Não lhes ocorre que 'a montanha' - a tal que pariu um rato - foi alimentada e explorada por esses mesmos media. Não lhes ocorre que as 'fontes' só existem porque do outro lado havia alguém disposto a servir de correia de transmissão de fugas de informação selectivas (algumas mentirosas, como se veio a provar) por parte de elementos sem escrúpulos ligados ao processo judicial. Não, não lhes ocorre nada disto porque, tragicamente, continuam a existir demasiados jornalistas que não percebem (ou fingem não perceber) que todo o poder implica responsabilidade e que os media não se limitam a descrever a realidade; criam-na.
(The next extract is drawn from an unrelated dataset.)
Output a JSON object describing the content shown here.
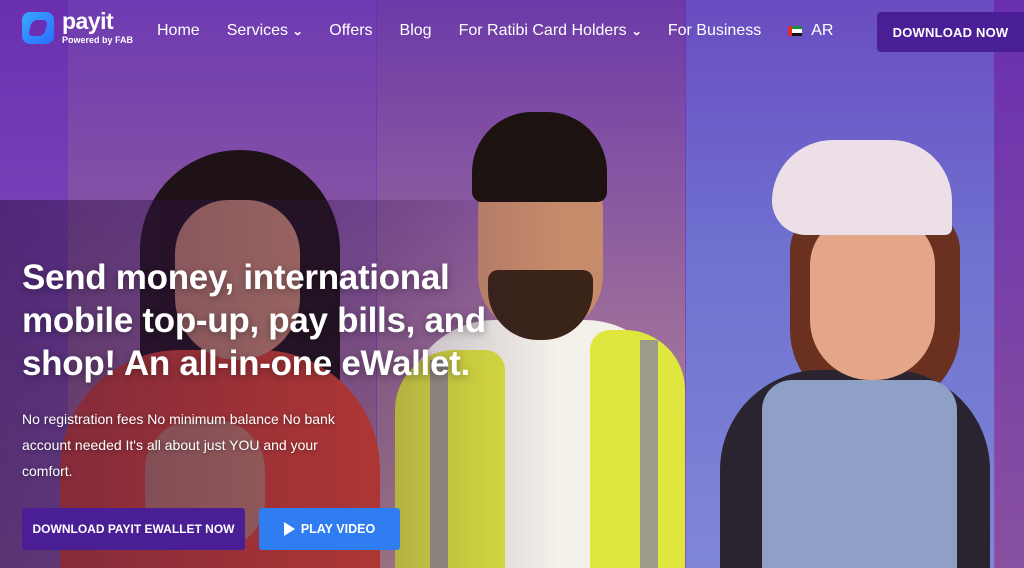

Se é verdade que a justiça não sai nada bem de todo este caso, não é menos verdade que, enquanto a Justiça procedia às suas investigações, nos termos da lei, tudo se tenha dito sobre e contra o José Sócrates na praça pública, sem quaisquer reservas em relação à sua honra e bom nome. Quer isto dizer que não se pode deixar de lamentar que o princípio da presunção de inocência – que é central num Estado de Direito – seja tão mal entendido por tantas pessoas.
Apesar das tentativas de Mário Crespo, de José Manuel Fernandes (que insinua que Cândida Almeida impediu que Sócrates fosse acusado) e de outros caluniadores profissionais em desacreditar a investigação, os factos são estes:
- As suspeitas sobre José Sócrates tiveram origem numa carta anónima cujo autor tem ligações ao chamado grupo da Aroeira, Os principais elementos deste grupo seriam Miguel Almeida, ex-chefe de gabinete de Santana Lopes, Armando Jorge Carneiro, empresário e accionista maioritário dos antigas publicações "Euronotícias" e "Tempo", Vítor Norinha, jornalista, Bello Dias, advogado, antigo sócio da sociedade de advogados Rui Gomes da Silva (ex-ministro dos Assuntos Parlamentares de Santana Lopes), e Zeferino Boal, ex-militante do CDS-PP em Alcochete;
- As entidades responsáveis pela investigação anunciaram que concluíram o inquérito sem que tenham encontrado quaisquer indícios contra o PM que o pudessem de alguma forma levar a responder perante a Justiça;
- Sócrates não foi ouvido nem sequer arguido neste processo;
- Como disse o José Sócrates desde o primeiro dia, e como a nota do DCIAP vem agora confirmar, todas as decisões que na altura tomou enquanto Ministro do Ambiente foram feitas no estrito cumprimento da lei: as perícias ambientais e urbanísticas efectuadas no âmbito deste inquérito não detectaram quaisquer irregularidades no processo de licenciamento;
- Os factos agora conhecidos significam que todas as notícias em que se sugeria ou afirmava que havia razões para que o PM fosse constituído arguído neste processo eram simplesmente falsas. Tais razões, como se comprova, nunca existiram.
De todas as vezes em que o PM falou sobre o caso, muitos disseram que pretendia 'vitimizar-se'. Na verdade, limitou-se a exercer o seu direito de defesa em relação às sucessivas acusações infundadas que lhe foram feitas na praça pública. Infelizmente, há quem não seja capaz de perceber isto e, despudoradamente, insista em dizer que, como Sócrates, também eles foram vítimas da justiça portuguesa.